IGN contributor Matt Fowler commented that the Jenna and Danny story "felt weak" but that Angie getting her own show "more than made up for it." Fowler gave the episode an 8 out of 10 rating. Brad Sanders of the Indiana Daily Student commented that "Mrs. Donaghy" had a "solid comeback", while Entertainment Weeklys Breia Brissey was glad that the show returned. "The strength of ['Mrs. Donaghy'] was that, however silly, all of the illogical circumstances of the show can be explained with a bit of reason", reported Caitlin Smith of The Atlantic.

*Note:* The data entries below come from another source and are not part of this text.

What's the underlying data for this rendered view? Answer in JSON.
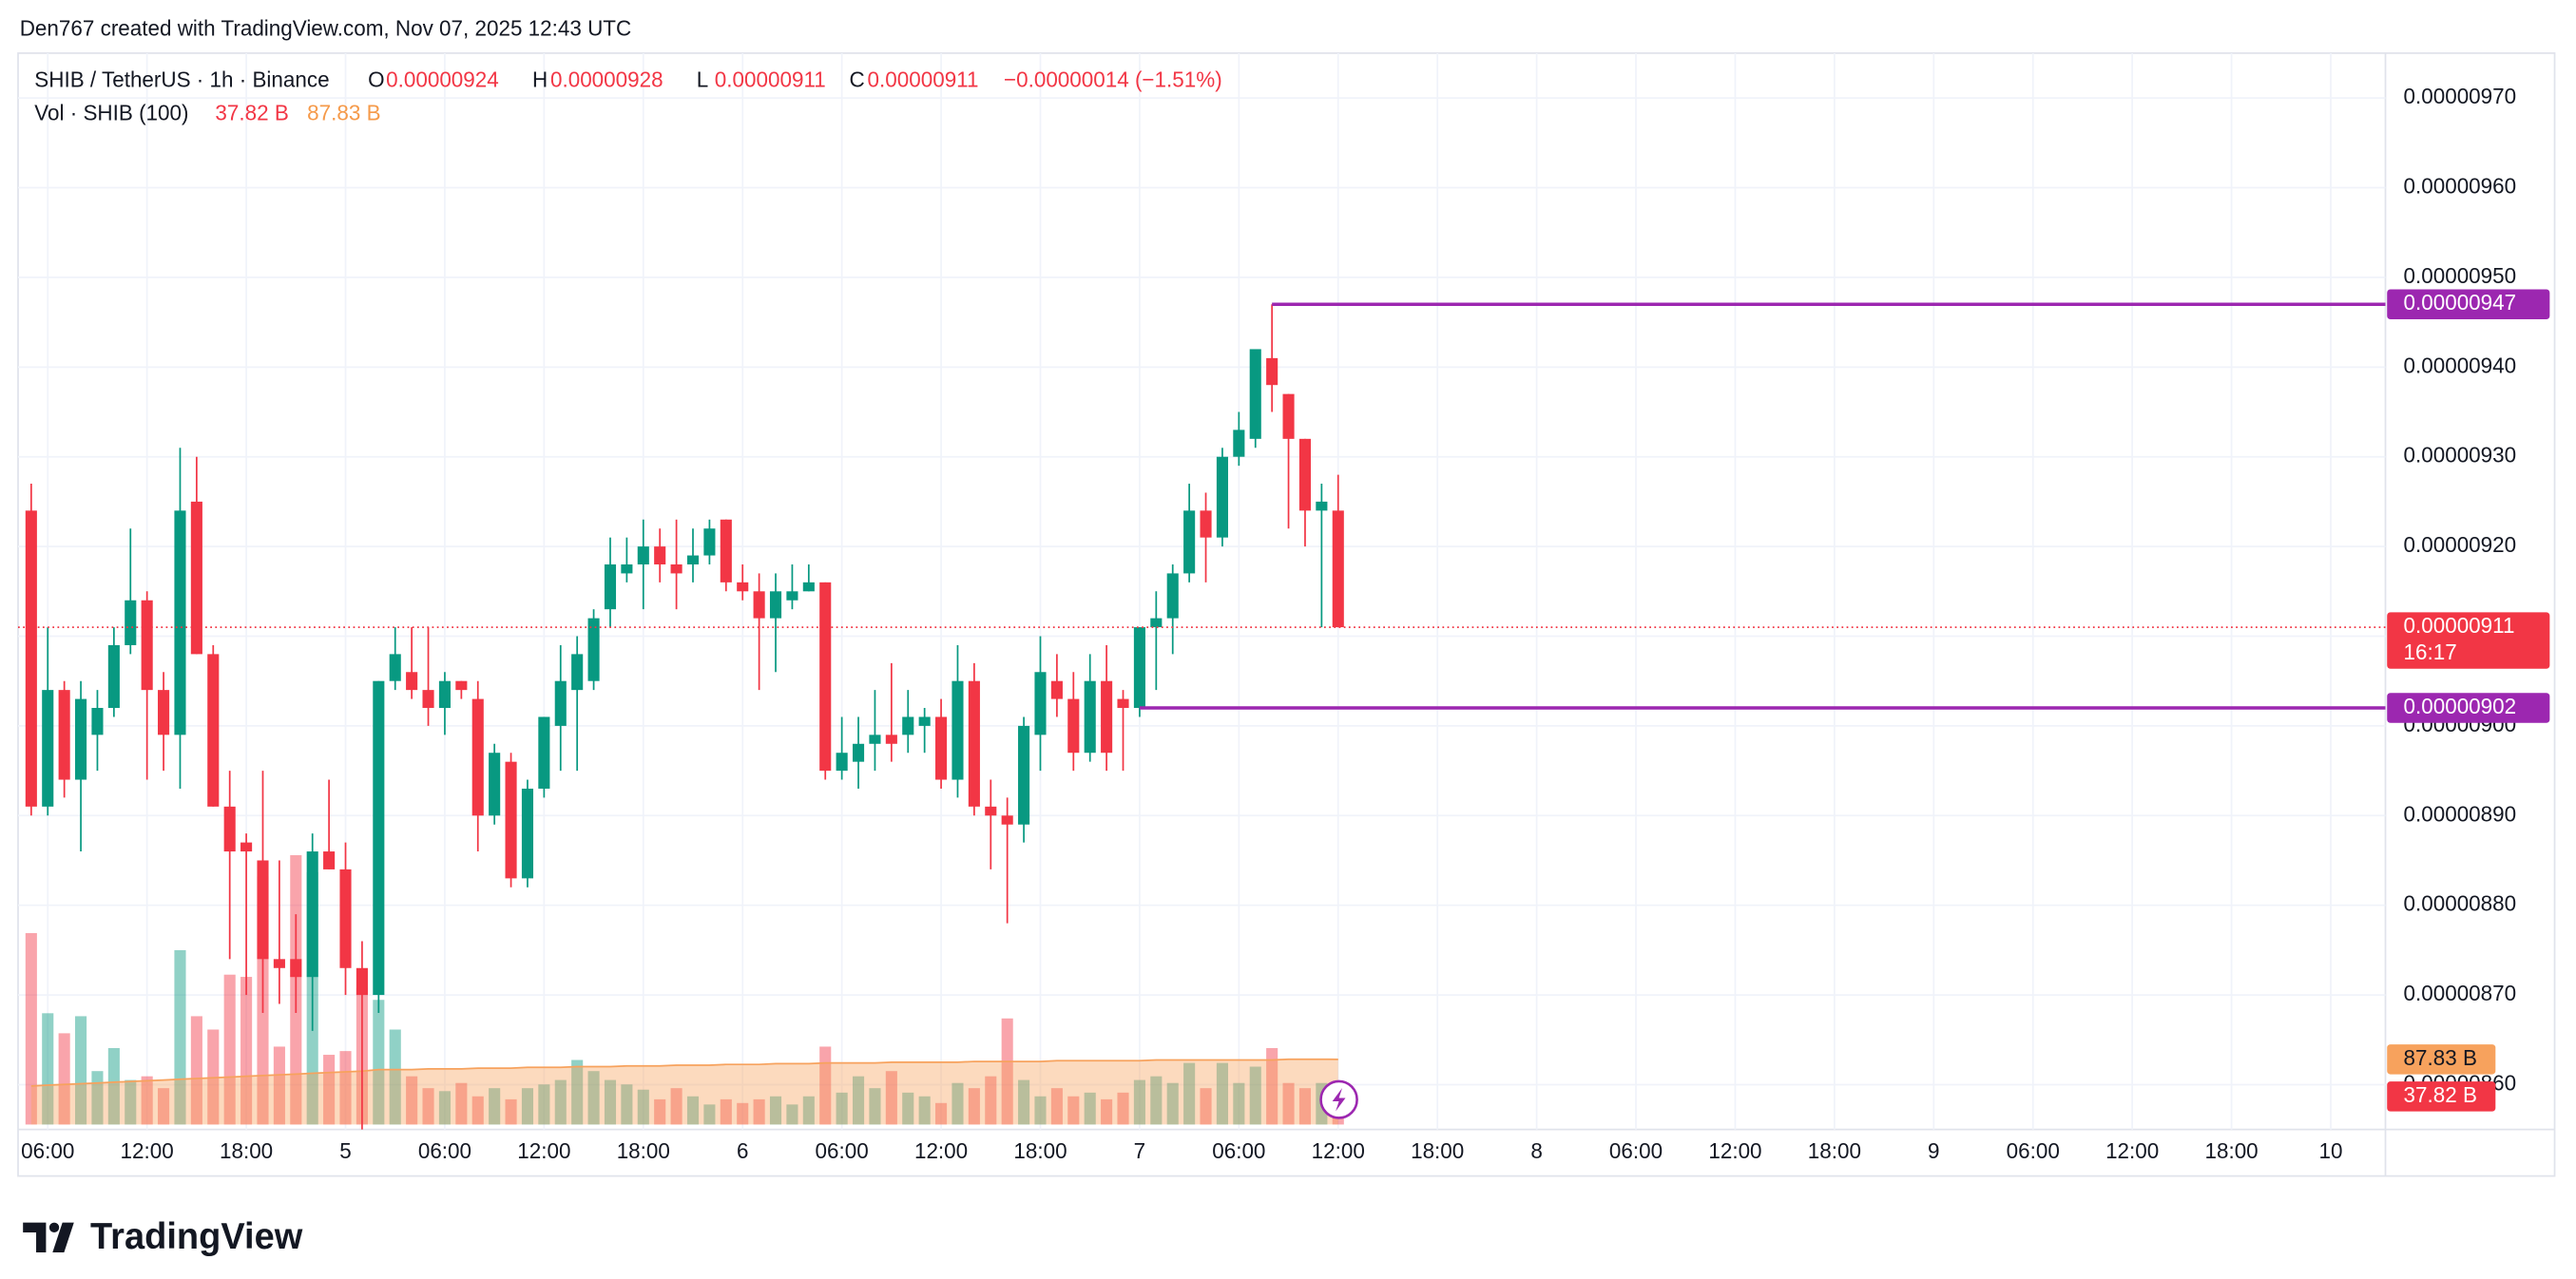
{
  "watermark": "Den767 created with TradingView.com, Nov 07, 2025 12:43 UTC",
  "brand": "TradingView",
  "chart_data": {
    "type": "candlestick",
    "title": "SHIB / TetherUS · 1h · Binance",
    "ohlc_legend": [
      {
        "label": "O",
        "value": "0.00000924"
      },
      {
        "label": "H",
        "value": "0.00000928"
      },
      {
        "label": "L",
        "value": "0.00000911"
      },
      {
        "label": "C",
        "value": "0.00000911"
      }
    ],
    "change": "−0.00000014 (−1.51%)",
    "up_color": "#089981",
    "down_color": "#f23645",
    "categories": [
      null,
      "06:00",
      null,
      null,
      null,
      null,
      null,
      "12:00",
      null,
      null,
      null,
      null,
      null,
      "18:00",
      null,
      null,
      null,
      null,
      null,
      "5",
      null,
      null,
      null,
      null,
      null,
      "06:00",
      null,
      null,
      null,
      null,
      null,
      "12:00",
      null,
      null,
      null,
      null,
      null,
      "18:00",
      null,
      null,
      null,
      null,
      null,
      "6",
      null,
      null,
      null,
      null,
      null,
      "06:00",
      null,
      null,
      null,
      null,
      null,
      "12:00",
      null,
      null,
      null,
      null,
      null,
      "18:00",
      null,
      null,
      null,
      null,
      null,
      "7",
      null,
      null,
      null,
      null,
      null,
      "06:00",
      null,
      null,
      null,
      null,
      null,
      "12:00"
    ],
    "extra_categories": [
      null,
      null,
      null,
      null,
      null,
      "18:00",
      null,
      null,
      null,
      null,
      null,
      "8",
      null,
      null,
      null,
      null,
      null,
      "06:00",
      null,
      null,
      null,
      null,
      null,
      "12:00",
      null,
      null,
      null,
      null,
      null,
      "18:00",
      null,
      null,
      null,
      null,
      null,
      "9",
      null,
      null,
      null,
      null,
      null,
      "06:00",
      null,
      null,
      null,
      null,
      null,
      "12:00",
      null,
      null,
      null,
      null,
      null,
      "18:00",
      null,
      null,
      null,
      null,
      null,
      "10"
    ],
    "open": [
      9.24e-06,
      8.91e-06,
      9.04e-06,
      8.94e-06,
      8.99e-06,
      9.02e-06,
      9.09e-06,
      9.14e-06,
      9.04e-06,
      8.99e-06,
      9.25e-06,
      9.08e-06,
      8.91e-06,
      8.87e-06,
      8.85e-06,
      8.74e-06,
      8.74e-06,
      8.72e-06,
      8.86e-06,
      8.84e-06,
      8.73e-06,
      8.7e-06,
      9.05e-06,
      9.06e-06,
      9.04e-06,
      9.02e-06,
      9.05e-06,
      9.03e-06,
      8.9e-06,
      8.96e-06,
      8.83e-06,
      8.93e-06,
      9e-06,
      9.04e-06,
      9.05e-06,
      9.13e-06,
      9.17e-06,
      9.18e-06,
      9.2e-06,
      9.18e-06,
      9.18e-06,
      9.19e-06,
      9.23e-06,
      9.16e-06,
      9.15e-06,
      9.12e-06,
      9.14e-06,
      9.15e-06,
      9.16e-06,
      8.95e-06,
      8.96e-06,
      8.98e-06,
      8.99e-06,
      8.99e-06,
      9e-06,
      9.01e-06,
      8.94e-06,
      9.05e-06,
      8.91e-06,
      8.9e-06,
      8.89e-06,
      8.99e-06,
      9.05e-06,
      9.03e-06,
      8.97e-06,
      9.05e-06,
      9.03e-06,
      9.02e-06,
      9.11e-06,
      9.12e-06,
      9.17e-06,
      9.24e-06,
      9.21e-06,
      9.3e-06,
      9.32e-06,
      9.41e-06,
      9.37e-06,
      9.32e-06,
      9.24e-06,
      9.24e-06
    ],
    "high": [
      9.27e-06,
      9.11e-06,
      9.05e-06,
      9.05e-06,
      9.04e-06,
      9.11e-06,
      9.22e-06,
      9.15e-06,
      9.06e-06,
      9.31e-06,
      9.3e-06,
      9.09e-06,
      8.95e-06,
      8.88e-06,
      8.95e-06,
      8.85e-06,
      8.79e-06,
      8.88e-06,
      8.94e-06,
      8.87e-06,
      8.76e-06,
      9.05e-06,
      9.11e-06,
      9.11e-06,
      9.11e-06,
      9.06e-06,
      9.05e-06,
      9.05e-06,
      8.98e-06,
      8.97e-06,
      8.94e-06,
      9.01e-06,
      9.09e-06,
      9.1e-06,
      9.13e-06,
      9.21e-06,
      9.21e-06,
      9.23e-06,
      9.22e-06,
      9.23e-06,
      9.22e-06,
      9.23e-06,
      9.23e-06,
      9.18e-06,
      9.17e-06,
      9.17e-06,
      9.18e-06,
      9.18e-06,
      9.16e-06,
      9.01e-06,
      9.01e-06,
      9.04e-06,
      9.07e-06,
      9.04e-06,
      9.02e-06,
      9.03e-06,
      9.09e-06,
      9.07e-06,
      8.94e-06,
      8.92e-06,
      9.01e-06,
      9.1e-06,
      9.08e-06,
      9.06e-06,
      9.08e-06,
      9.09e-06,
      9.04e-06,
      9.11e-06,
      9.15e-06,
      9.18e-06,
      9.27e-06,
      9.26e-06,
      9.31e-06,
      9.35e-06,
      9.42e-06,
      9.47e-06,
      9.37e-06,
      9.32e-06,
      9.27e-06,
      9.28e-06
    ],
    "low": [
      8.9e-06,
      8.9e-06,
      8.92e-06,
      8.86e-06,
      8.95e-06,
      9.01e-06,
      9.08e-06,
      8.94e-06,
      8.95e-06,
      8.93e-06,
      9.08e-06,
      8.91e-06,
      8.74e-06,
      8.7e-06,
      8.68e-06,
      8.69e-06,
      8.68e-06,
      8.66e-06,
      8.84e-06,
      8.7e-06,
      8.55e-06,
      8.68e-06,
      9.04e-06,
      9.03e-06,
      9e-06,
      8.99e-06,
      9.03e-06,
      8.86e-06,
      8.89e-06,
      8.82e-06,
      8.82e-06,
      8.92e-06,
      8.95e-06,
      8.95e-06,
      9.04e-06,
      9.11e-06,
      9.16e-06,
      9.13e-06,
      9.16e-06,
      9.13e-06,
      9.16e-06,
      9.18e-06,
      9.15e-06,
      9.14e-06,
      9.04e-06,
      9.06e-06,
      9.13e-06,
      9.15e-06,
      8.94e-06,
      8.94e-06,
      8.93e-06,
      8.95e-06,
      8.96e-06,
      8.97e-06,
      8.97e-06,
      8.93e-06,
      8.92e-06,
      8.9e-06,
      8.84e-06,
      8.78e-06,
      8.87e-06,
      8.95e-06,
      9.01e-06,
      8.95e-06,
      8.96e-06,
      8.95e-06,
      8.95e-06,
      9.01e-06,
      9.04e-06,
      9.08e-06,
      9.16e-06,
      9.16e-06,
      9.2e-06,
      9.29e-06,
      9.31e-06,
      9.35e-06,
      9.22e-06,
      9.2e-06,
      9.11e-06,
      9.11e-06
    ],
    "close": [
      8.91e-06,
      9.04e-06,
      8.94e-06,
      9.03e-06,
      9.02e-06,
      9.09e-06,
      9.14e-06,
      9.04e-06,
      8.99e-06,
      9.24e-06,
      9.08e-06,
      8.91e-06,
      8.86e-06,
      8.86e-06,
      8.74e-06,
      8.73e-06,
      8.72e-06,
      8.86e-06,
      8.84e-06,
      8.73e-06,
      8.7e-06,
      9.05e-06,
      9.08e-06,
      9.04e-06,
      9.02e-06,
      9.05e-06,
      9.04e-06,
      8.9e-06,
      8.97e-06,
      8.83e-06,
      8.93e-06,
      9.01e-06,
      9.05e-06,
      9.08e-06,
      9.12e-06,
      9.18e-06,
      9.18e-06,
      9.2e-06,
      9.18e-06,
      9.17e-06,
      9.19e-06,
      9.22e-06,
      9.16e-06,
      9.15e-06,
      9.12e-06,
      9.15e-06,
      9.15e-06,
      9.16e-06,
      8.95e-06,
      8.97e-06,
      8.98e-06,
      8.99e-06,
      8.98e-06,
      9.01e-06,
      9.01e-06,
      8.94e-06,
      9.05e-06,
      8.91e-06,
      8.9e-06,
      8.89e-06,
      9e-06,
      9.06e-06,
      9.03e-06,
      8.97e-06,
      9.05e-06,
      8.97e-06,
      9.02e-06,
      9.11e-06,
      9.12e-06,
      9.17e-06,
      9.24e-06,
      9.21e-06,
      9.3e-06,
      9.33e-06,
      9.42e-06,
      9.38e-06,
      9.32e-06,
      9.24e-06,
      9.25e-06,
      9.11e-06
    ],
    "ylim": [
      8.55e-06,
      9.75e-06
    ],
    "yticks": [
      {
        "value": 8.6e-06,
        "label": "0.00000860"
      },
      {
        "value": 8.7e-06,
        "label": "0.00000870"
      },
      {
        "value": 8.8e-06,
        "label": "0.00000880"
      },
      {
        "value": 8.9e-06,
        "label": "0.00000890"
      },
      {
        "value": 9e-06,
        "label": "0.00000900"
      },
      {
        "value": 9.1e-06,
        "label": "0.00000910"
      },
      {
        "value": 9.2e-06,
        "label": "0.00000920"
      },
      {
        "value": 9.3e-06,
        "label": "0.00000930"
      },
      {
        "value": 9.4e-06,
        "label": "0.00000940"
      },
      {
        "value": 9.5e-06,
        "label": "0.00000950"
      },
      {
        "value": 9.6e-06,
        "label": "0.00000960"
      },
      {
        "value": 9.7e-06,
        "label": "0.00000970"
      }
    ],
    "grid": true,
    "volume": {
      "name": "Vol · SHIB (100)",
      "ylim": [
        0,
        600
      ],
      "values": [
        258,
        150,
        123,
        146,
        72,
        103,
        60,
        65,
        49,
        235,
        146,
        128,
        202,
        199,
        334,
        105,
        363,
        340,
        94,
        99,
        184,
        168,
        128,
        65,
        49,
        45,
        56,
        38,
        49,
        34,
        49,
        54,
        60,
        87,
        72,
        60,
        54,
        47,
        34,
        49,
        38,
        27,
        34,
        29,
        34,
        38,
        27,
        38,
        105,
        43,
        65,
        49,
        72,
        43,
        38,
        29,
        56,
        49,
        65,
        143,
        60,
        38,
        49,
        38,
        43,
        34,
        43,
        60,
        65,
        56,
        83,
        49,
        83,
        56,
        78,
        103,
        56,
        49,
        56,
        37.82
      ],
      "last_label": "37.82 B",
      "ma_color": "#f7a25d",
      "ma_values": [
        52,
        53,
        54,
        55,
        56,
        57,
        58,
        59,
        60,
        61,
        62,
        63,
        64,
        65,
        66,
        67,
        68,
        69,
        70,
        71,
        72,
        74,
        74,
        74,
        75,
        75,
        75,
        76,
        76,
        76,
        77,
        77,
        77,
        78,
        78,
        78,
        79,
        79,
        79,
        80,
        80,
        80,
        81,
        81,
        81,
        82,
        82,
        82,
        83,
        83,
        83,
        83,
        84,
        84,
        84,
        84,
        84,
        85,
        85,
        85,
        85,
        85,
        86,
        86,
        86,
        86,
        86,
        86,
        87,
        87,
        87,
        87,
        87,
        87,
        87,
        87,
        88,
        88,
        88,
        87.83
      ],
      "ma_last_label": "87.83 B"
    },
    "hlines": [
      {
        "value": 9.47e-06,
        "label": "0.00000947",
        "color": "#9c27b0"
      },
      {
        "value": 9.02e-06,
        "label": "0.00000902",
        "color": "#9c27b0"
      }
    ],
    "last_price": {
      "value": 9.11e-06,
      "label": "0.00000911",
      "countdown": "16:17",
      "color": "#f23645"
    }
  }
}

Smith said her favorite scene was when Jack and Liz have a sit down meeting with Jeffrey, and "[h]e's counseling the newly married couple to avoid bringing their personal relationship into work and reads off a lengthy checklist of things to avoid." Meredith Blake from the Los Angeles Times explained that the reason the series is having a strong season is due to it returning to the basics with the Jack and Liz friendship; "Somehow, Liz and Jack are such a perfect, if unexpected, pair that this theme manages not to wear thin. Their accidental marriage ... was almost inevitable, the logical end to which the writers could stretch the relationship. It does make you wonder what the writers can possibly do next, but I have faith." New York magazine's Willa Paskin enjoyed Tina Fey's impression of Edith Bouvier Beale during her press conference. Elliott Hammer of The Collegian wrote that Angie's tagline for her reality show "I'm Angie and I think elegance and attitude are the same thing" was brilliant.

Dan Forcella of TV Fanatic commented that "[t]here were moments when I laughed" but that "Mrs. Donaghy" did not come together to make a great episode. He noted that Jack and Liz discovering that they were married "didn't bring much new to the table. Jack and Liz arguing like this is standard for 30 Rock, and I got bored of their story rather quickly." Further in his recap, Forcella said that the ending scene, with Jeffrey explaining all of the things Jack and Liz have done together as close friends, "was almost as if they expected us to predict one of them was going to think it was something more than a friendship, and then flip it on the audience." Kelsea Stahler of the New York Post noted that when it was revealed that Jack accidentally married Liz that it "fell a little flat", reasoning "I mean, Jack accidentally married [Liz], this scene could have reached so many levels of insanity, but instead they settled for Jonathan's (Maulik Pancholy) piercing squeal before moving onto the rest of the show." Johnny Firecloud of CraveOnline did not enjoy the Jenna, Danny, and Kenneth plot explaining that it unfolded "very strangely, and eventually saps a good deal of energy out of the show. It's a dead-end sub-plot that's simply useless." Firecloud gave this episode a 7 out of 10 rating.